Мария снова вскочила со стула и бросилась на капельмейстера. Она попыталась его ударить. Но Арайя грубо схватил её за руки.

— Не стоит вам брыкаться, сеньора! Не стоит!

— Вы не посмеете, — простонала Дорио. — Не посмеете. Герцог Бирон вам не простит. Не простит…..

— Я это переживу, сеньора.

После этого капельмейстер засмеялся и покинул комнату Марии. Её заперли на ключ. И выхода не было…..

Год 1740, январь, 28 дня. Санкт-Петербург. Во дворце. День рождения государыни императрицы.

28 января 1740 года в день рождения императрицы Анны в Петербурге был праздник великий. Во дворце состоялся маскарад с фейерверком. А для народа были организованы гуляния. Город был украшен празднично. Ни один день рождения Анны доселе не праздновался так торжественно и роскошно.

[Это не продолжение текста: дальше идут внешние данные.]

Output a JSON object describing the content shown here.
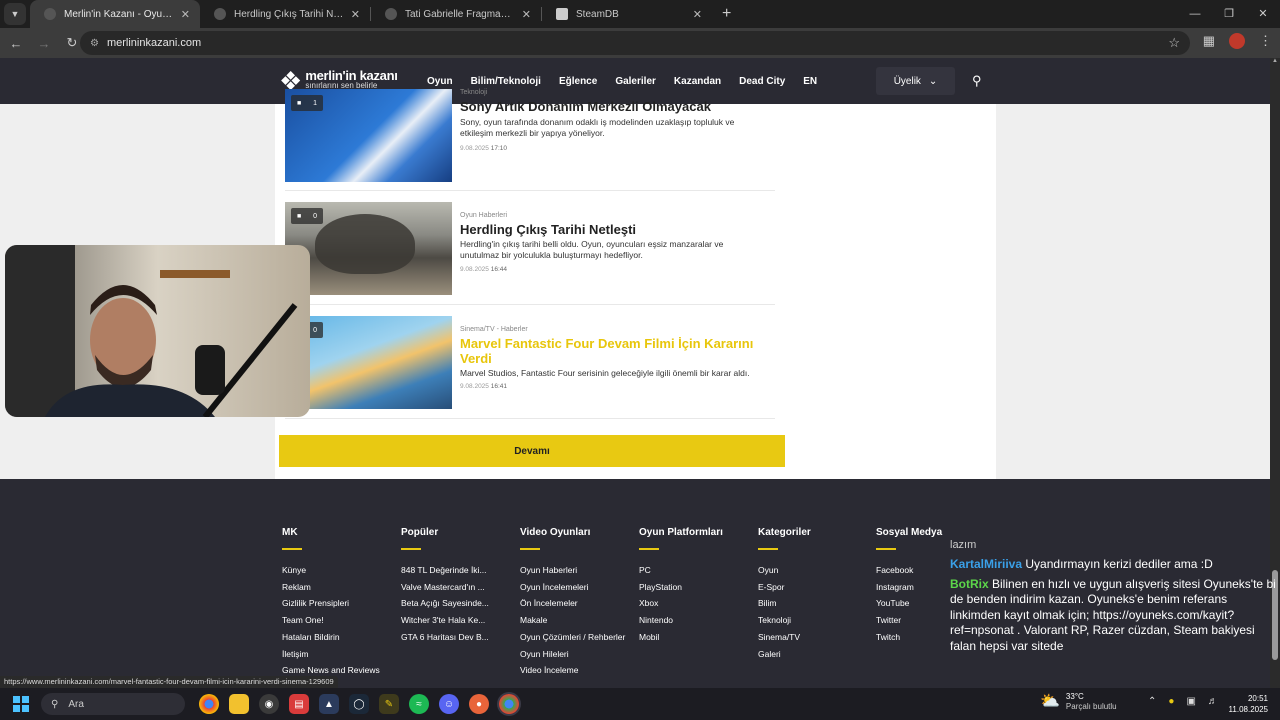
{
  "browser": {
    "tabs": [
      {
        "title": "Merlin'in Kazanı - Oyun İncelem",
        "active": true
      },
      {
        "title": "Herdling Çıkış Tarihi Netleşti",
        "active": false
      },
      {
        "title": "Tati Gabrielle Fragman Tepkiler",
        "active": false
      },
      {
        "title": "SteamDB",
        "active": false
      }
    ],
    "url": "merlininkazani.com",
    "status_url": "https://www.merlininkazani.com/marvel-fantastic-four-devam-filmi-icin-kararini-verdi-sinema-129609"
  },
  "site": {
    "logo_title": "merlin'in kazanı",
    "logo_tagline": "sınırlarını sen belirle",
    "nav": [
      "Oyun",
      "Bilim/Teknoloji",
      "Eğlence",
      "Galeriler",
      "Kazandan",
      "Dead City",
      "EN"
    ],
    "account_label": "Üyelik"
  },
  "articles": [
    {
      "category": "Teknoloji",
      "title": "Sony Artık Donanım Merkezli Olmayacak",
      "desc": "Sony, oyun tarafında donanım odaklı iş modelinden uzaklaşıp topluluk ve etkileşim merkezli bir yapıya yöneliyor.",
      "date": "9.08.2025",
      "time": "17:10",
      "comments": "1"
    },
    {
      "category": "Oyun Haberleri",
      "title": "Herdling Çıkış Tarihi Netleşti",
      "desc": "Herdling'in çıkış tarihi belli oldu. Oyun, oyuncuları eşsiz manzaralar ve unutulmaz bir yolculukla buluşturmayı hedefliyor.",
      "date": "9.08.2025",
      "time": "16:44",
      "comments": "0"
    },
    {
      "category": "Sinema/TV - Haberler",
      "title": "Marvel Fantastic Four Devam Filmi İçin Kararını Verdi",
      "desc": "Marvel Studios, Fantastic Four serisinin geleceğiyle ilgili önemli bir karar aldı.",
      "date": "9.08.2025",
      "time": "16:41",
      "comments": "0"
    }
  ],
  "more_label": "Devamı",
  "footer": {
    "columns": [
      {
        "heading": "MK",
        "items": [
          "Künye",
          "Reklam",
          "Gizlilik Prensipleri",
          "Team One!",
          "Hataları Bildirin",
          "İletişim",
          "Game News and Reviews"
        ]
      },
      {
        "heading": "Popüler",
        "items": [
          "848 TL Değerinde İki...",
          "Valve Mastercard'ın ...",
          "Beta Açığı Sayesinde...",
          "Witcher 3'te Hala Ke...",
          "GTA 6 Haritası Dev B..."
        ]
      },
      {
        "heading": "Video Oyunları",
        "items": [
          "Oyun Haberleri",
          "Oyun İncelemeleri",
          "Ön İncelemeler",
          "Makale",
          "Oyun Çözümleri / Rehberler",
          "Oyun Hileleri",
          "Video İnceleme"
        ]
      },
      {
        "heading": "Oyun Platformları",
        "items": [
          "PC",
          "PlayStation",
          "Xbox",
          "Nintendo",
          "Mobil"
        ]
      },
      {
        "heading": "Kategoriler",
        "items": [
          "Oyun",
          "E-Spor",
          "Bilim",
          "Teknoloji",
          "Sinema/TV",
          "Galeri"
        ]
      },
      {
        "heading": "Sosyal Medya",
        "items": [
          "Facebook",
          "Instagram",
          "YouTube",
          "Twitter",
          "Twitch"
        ]
      }
    ]
  },
  "chat": {
    "faded": "lazım",
    "messages": [
      {
        "user": "KartalMiriiva",
        "text": "Uyandırmayın kerizi dediler ama :D"
      },
      {
        "user": "BotRix",
        "text": "Bilinen en hızlı ve uygun alışveriş sitesi Oyuneks'te bi de benden indirim kazan. Oyuneks'e benim referans linkimden kayıt olmak için; https://oyuneks.com/kayit?ref=npsonat . Valorant RP, Razer cüzdan, Steam bakiyesi falan hepsi var sitede"
      }
    ]
  },
  "taskbar": {
    "search_placeholder": "Ara",
    "weather_temp": "33°C",
    "weather_desc": "Parçalı bulutlu",
    "time": "20:51",
    "date": "11.08.2025"
  },
  "colors": {
    "accent": "#e8c912",
    "header_bg": "#2a2a33",
    "chat_user1": "#3aa0e8",
    "chat_user2": "#5cd64a"
  }
}
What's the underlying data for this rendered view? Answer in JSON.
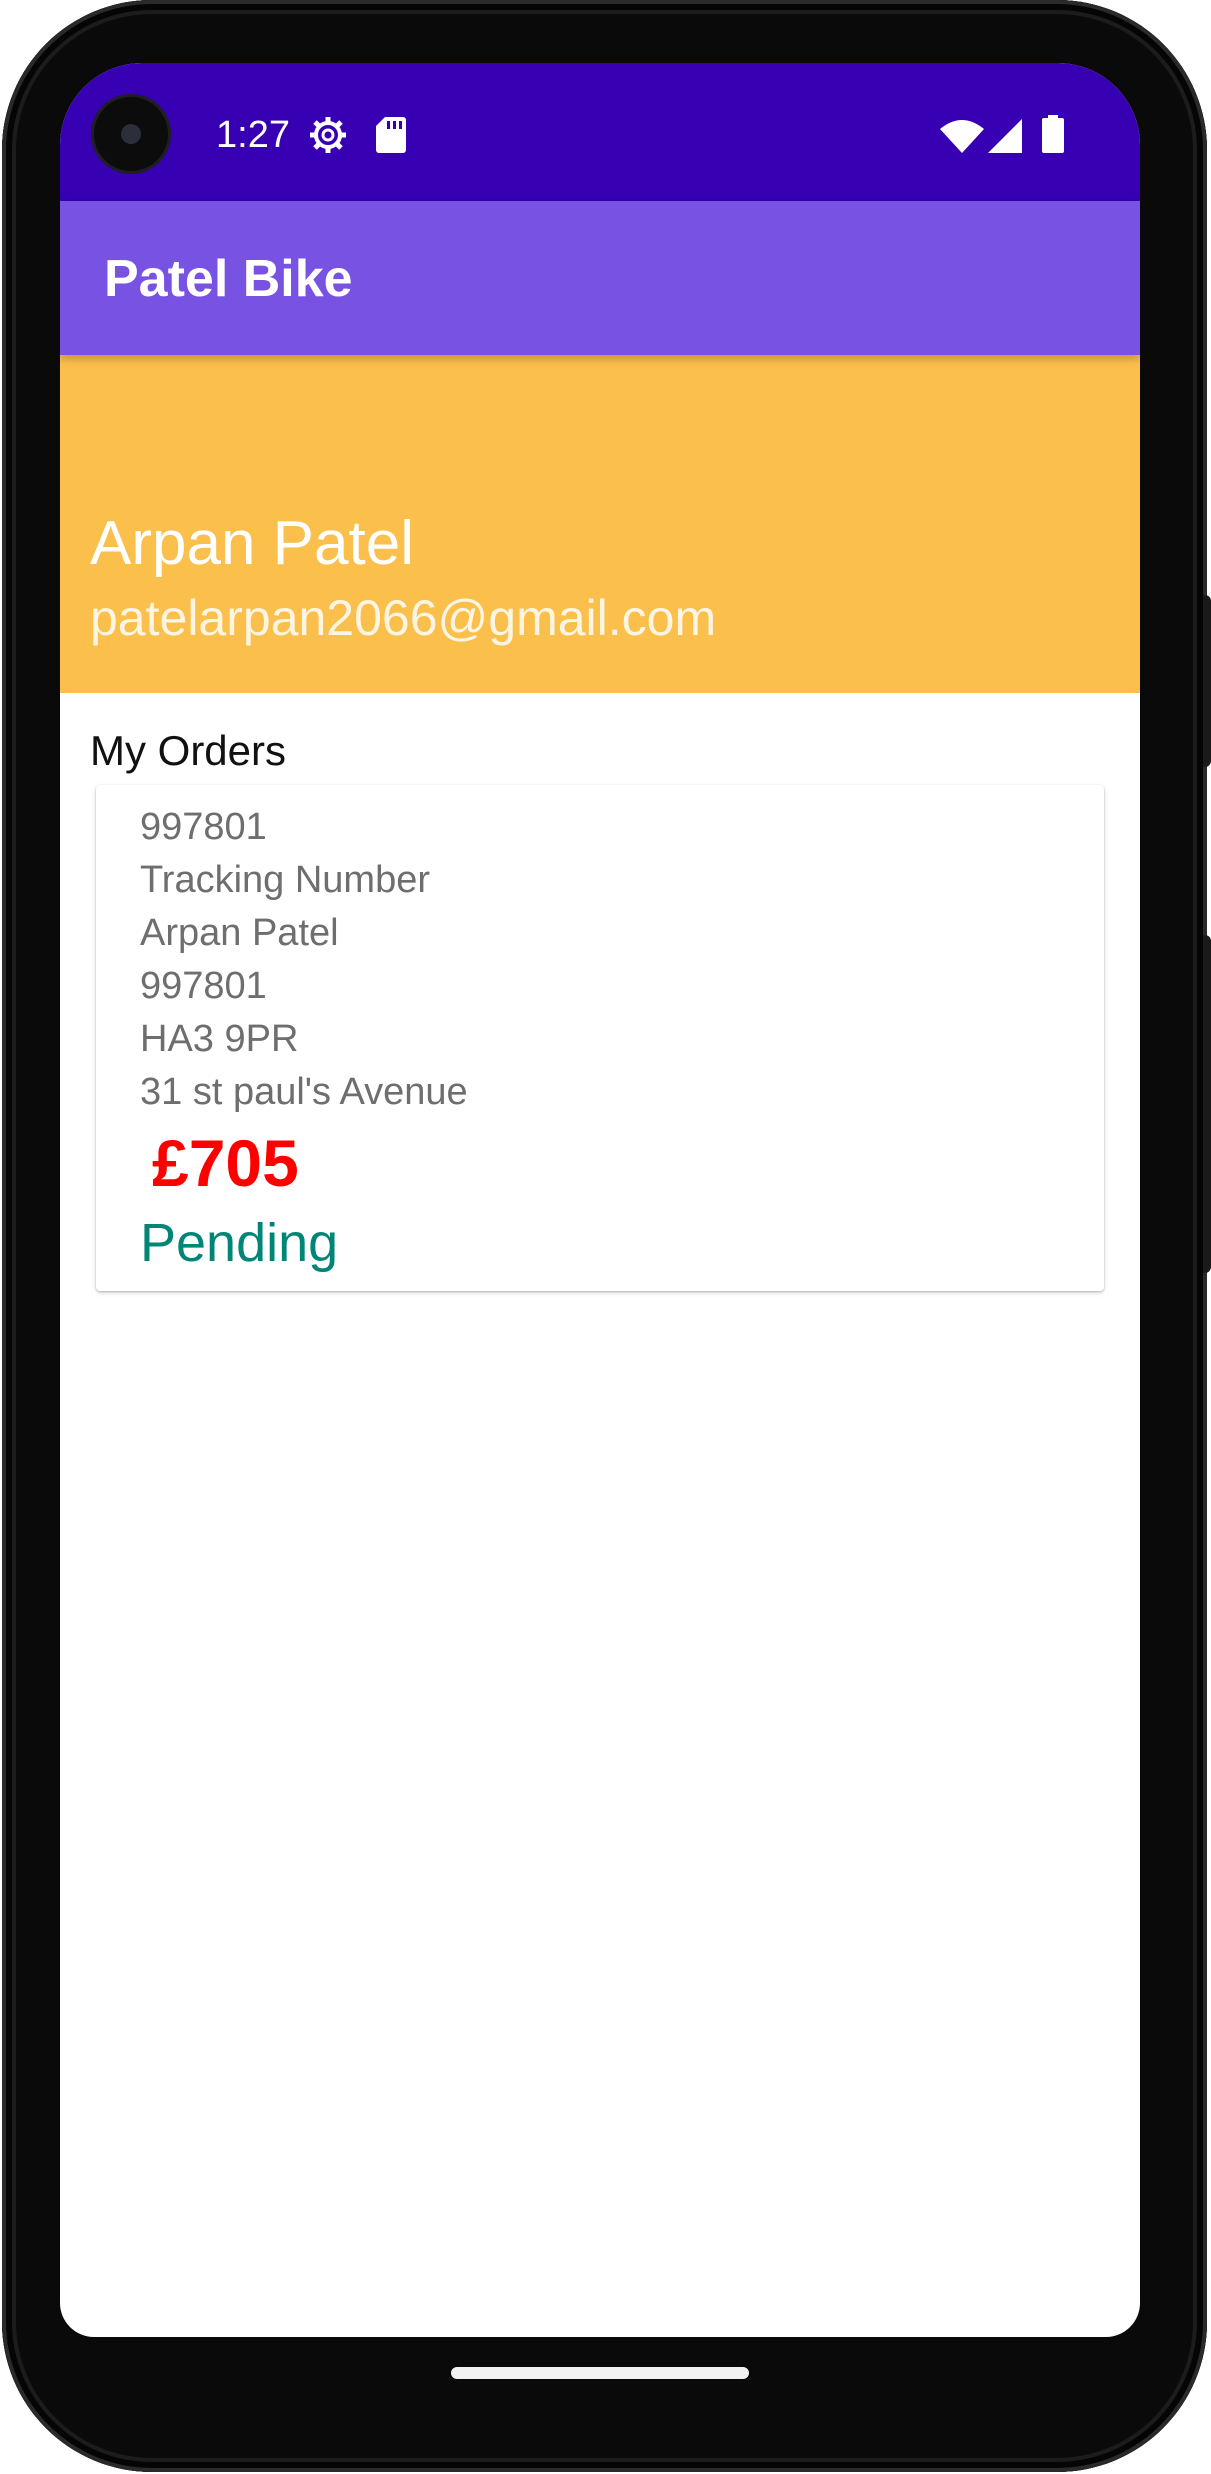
{
  "status_bar": {
    "time": "1:27",
    "icons": [
      "settings-icon",
      "sd-card-icon",
      "wifi-icon",
      "cell-signal-icon",
      "battery-icon"
    ]
  },
  "app_bar": {
    "title": "Patel Bike"
  },
  "profile": {
    "name": "Arpan Patel",
    "email": "patelarpan2066@gmail.com"
  },
  "orders": {
    "heading": "My Orders",
    "items": [
      {
        "order_id": "997801",
        "tracking_label": "Tracking Number",
        "customer_name": "Arpan Patel",
        "tracking_number": "997801",
        "postcode": "HA3 9PR",
        "address": "31 st paul's Avenue",
        "price": "£705",
        "status": "Pending"
      }
    ]
  },
  "colors": {
    "status_bar": "#3700b3",
    "app_bar": "#7752e3",
    "profile_background": "#fbbf4c",
    "price": "#ff0000",
    "status": "#008577"
  }
}
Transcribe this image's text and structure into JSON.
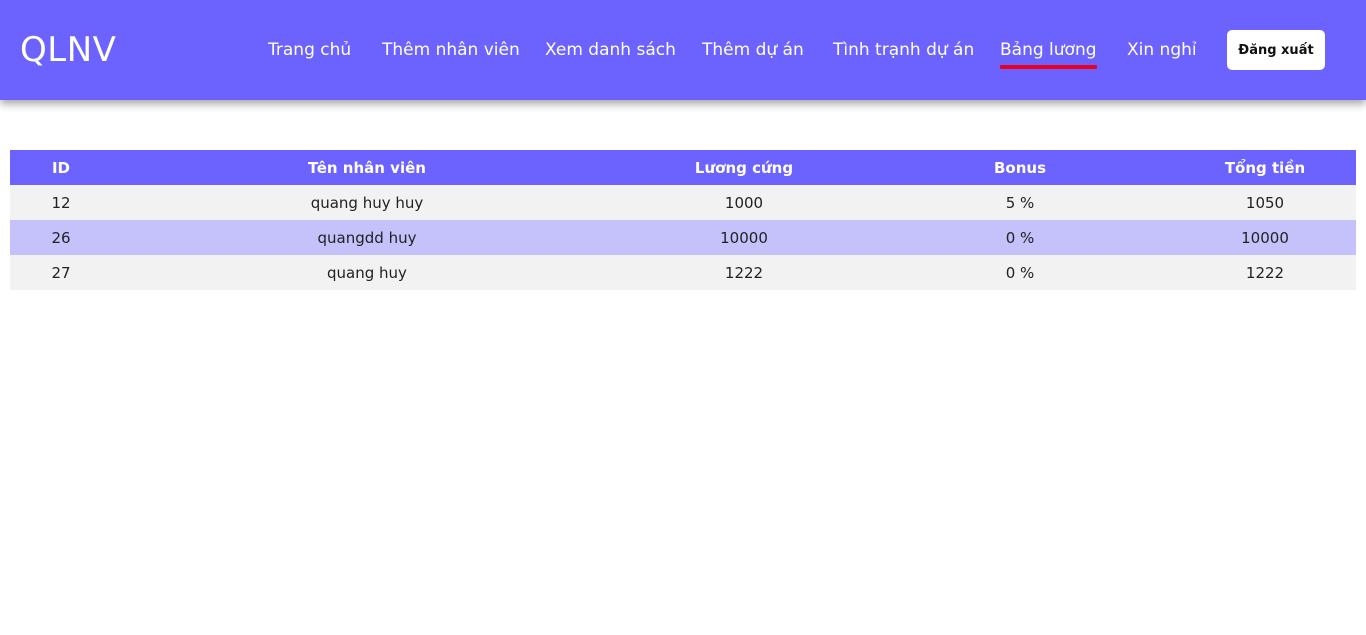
{
  "brand": {
    "logo": "QLNV"
  },
  "nav": {
    "items": [
      {
        "label": "Trang chủ"
      },
      {
        "label": "Thêm nhân viên"
      },
      {
        "label": "Xem danh sách"
      },
      {
        "label": "Thêm dự án"
      },
      {
        "label": "Tình trạnh dự án"
      },
      {
        "label": "Bảng lương",
        "active": true
      },
      {
        "label": "Xin nghỉ"
      }
    ],
    "logout_label": "Đăng xuất"
  },
  "table": {
    "headers": [
      "ID",
      "Tên nhân viên",
      "Lương cứng",
      "Bonus",
      "Tổng tiền"
    ],
    "rows": [
      [
        "12",
        "quang huy huy",
        "1000",
        "5 %",
        "1050"
      ],
      [
        "26",
        "quangdd huy",
        "10000",
        "0 %",
        "10000"
      ],
      [
        "27",
        "quang huy",
        "1222",
        "0 %",
        "1222"
      ]
    ]
  },
  "colors": {
    "primary": "#6c63ff",
    "active_underline": "#e8001c",
    "row_light": "#f2f2f2",
    "row_highlight": "#c4c1fb"
  }
}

Герцог Бирон стоял, в этот раз, не рядом с императрицей, как бывало всегда. Он находился среди придворных вместе со своей женой. Рядом с государыней стоял у самого трона кабинет-министр Артемий Волынский.

Для придворных это был знак того, что восходило новое "светило". Анна слушала его и улыбалась.

К Бирону подошел обер-гофмаршал Рейнгольд фон Левенвольде.

— Ваша светлость, — обратился он к Бирону. — Мы все скорбим вместе с вами.

— Вы о том, что я не рядом с императрицей, Рейнгольд?

— Да, герцог. Мы хотим видеть там вас, а не Волынского! И я все курляндские дворяне при дворе. Да и не только курляндцы. Но и другие иностранцы за вас.

Бирон понимал, что усиление Волынского больно ударит по многим. Волынский ликвидирует немецкую партию. И он все больше и больше входил в силу. А что будет после свадьбы шутов в Ледяном доме? Его влияние еще больше усилиться!

Бирон решил "подлить масла в огонь".

— Я собираюсь уехать из России, Рейнгольд. В Митаву. Сложу с себя должность обер-камергера русского двора и останусь только герцогом курляндским.

— Ваша светлость! — Левенвольде умоляюще посмотрел на Бирона.

— Но вы же со своим братом некогда желали отодвинуть меня от трона? Вот ваше желание и сбылось.

— Что было то, было, ваша светлость. Стоит ли нам ссориться далее? Не пришло ли для нас время объединиться? Всем немцам при дворе. Мы желаем, чтобы вы стали регентом!

Бирон улыбнулся и отошел от Левенвольде…

Конфиденты Волынского был счастливы. Все получалось так, как они желали. Кабинет-министр поднялся выше Бирона. Императрица подолгу с Артемием Петровичем беседовала и его совета стала спрашивать. В делах кабинетных без него уже обойтись не могли, и даже Остерман стал Волынского побаиваться.